Image credit: Artist’s impression of the ‘singing comet’ 67P/Churyumov-Gerasimenko. Credit: ESA/Rosetta/NavCam

The Rosetta spacecraft and its Philae lander will help scientists better know about the real picture of Comet 67P/Churyumov-Gerasimenko as well as its smelling. However is it possible to know what the comet sound like?

The day before Philae had its historical landing on the surface of the comet; an audio clip depicting the singing of 67P/C-G was released by ESA. It was unfortunate that its song was somehow creepy as hell and did sound just like Predator, the alien who endeavored to kill Arnold Schwarzenegger.

Actually, it could not be a direct audio recording, because it was impossible for sound waves to travel through space. In fact, Rosetta’s Plasma Consortium (RPC) collected variations in the magnetic field around the comet, due to interactions between the plasma from the Sun, also know as solar wind and 67P/C-G’s coma. Such variations could lead to the frequencies ranged between 40 to 50 millihertz, nearly 10,000 times lower than humans could be able to detect. So the researchers from ESA changed the frequency of the comet’s song into the range in which human could hear. To their surprise, they found it was a series of clicks which would remind people of the growl of Predator.

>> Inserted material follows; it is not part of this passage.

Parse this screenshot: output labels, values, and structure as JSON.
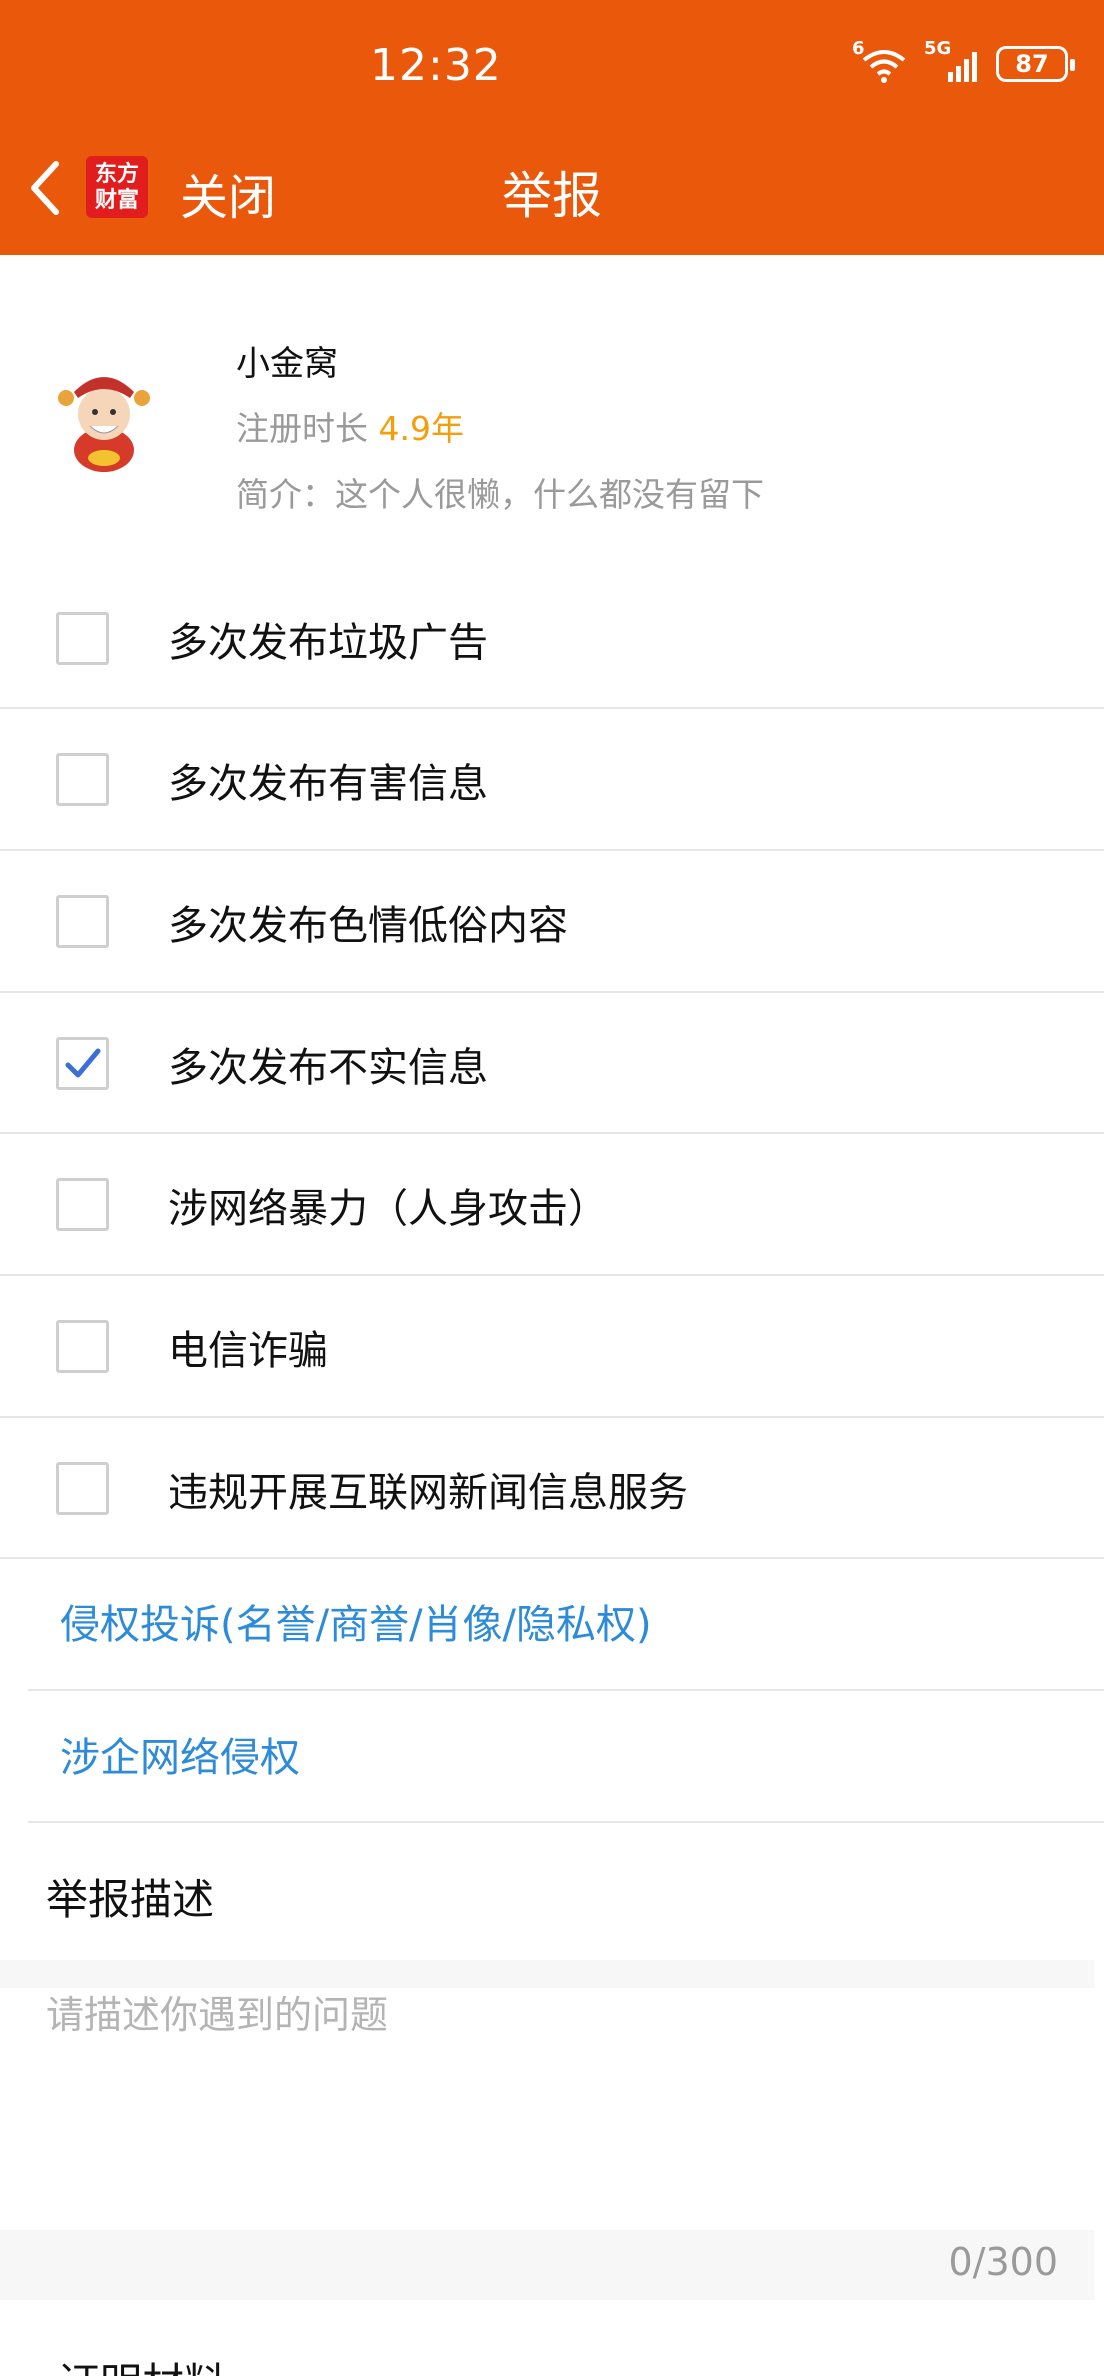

When Rosetta got near to the comet, RPC scientists first collected these fluctuations in August, however, they were not sure about the cause of such fluctuations.

As Karl-Heinz Glaßmeier, the RPC principal investigator said, scientists were excited about it because they had never expected this before and they were trying very hard to find out the physics of it.

For the time being, it was guessed by the team that neutral material that was shedding off of the comet got ionized, or charged, by the solar wind. But at this stage, the mechanism that would finish that task remained unknown.